New York state lawmakers began their work for 2017 Wednesday with a vote to prohibit the use of cellphones as recording devices in the Senate chambers.

The ban is intended to protect the chamber’s decorum, according to lawmakers who included it in the Senate’s internal rules. Democrats, however, called it an infringement of free speech that could make it harder for journalists and the public to share information about state government.

Photojournalists have long had permission to take pictures from the Senate gallery, a practice that Deputy Majority Leader John DeFrancisco said would continue. He dismissed concerns over the ban, noting that live proceedings are already broadcast.

Highlights of the six-month session will likely include state voting laws, Uber’s proposal to expand upstate and a proposal from Gov. Andrew Cuomo to make state university tuition free for middle-class residents.

Other proposals expected to draw debate this year include bills to end the practice of prosecuting and imprisoning 16- and 17-year-old offenders as adults and to authorize people with terminal illnesses to request life-ending drugs from a physician.

One proposed legislation would lead to a significant increase in the Tuition Assistance Program which greatly helps tuition-paying parents of undergraduate students, including beis medrash students. Bronx state Sen. Jeffrey Klein said he will use his perch leading the seven-member group of breakaway Democrats to push for the program to expand to illegal immigrants and higher earners.

Candice Giove, a spokeswoman for Klein, confirmed that the proposed hike would include private institutions, which were only included in the program five years ago.

The Independent Democratic Conference caucuses with the Republicans, giving them their majority.

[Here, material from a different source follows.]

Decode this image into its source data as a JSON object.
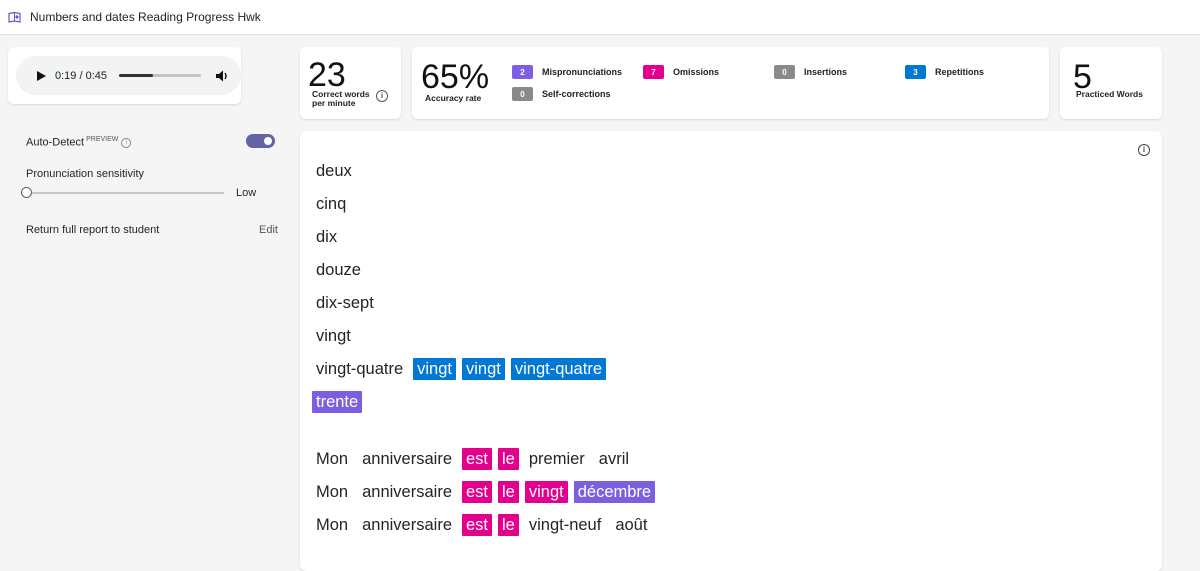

Klein said that TAP has not kept pace with the skyrocketing costs of a college education. He also wants to open it to illegal immigrants who came to the United States as children.

Under the proposal, the income eligibility limit would rise to $200,000 a year per family. It currently stands at $80,000. It is estimated that it will benefit an additional 16,000 students, according to the Daily News. Maximum grants would also increase, to $5,815 a semester from $5,165, while the minimum award would rise to $1,000 a semester from $500.

Scott Reif, the spokesman for the GOP majority which controls the Senate, told Hamodia that they oppose allowing illegal immigrants access to state funds. That would appear to doom Klein’s bill. But Reif added that the expansion to higher earners was something Republicans always wanted to do and is reserving judgment for when the bill is publicized.

Cuomo skipped the Legislature’s first day. He has had frosty relations with lawmakers in recent months and chose to hold an event in New York City at the exact hour the Legislature was set to convene.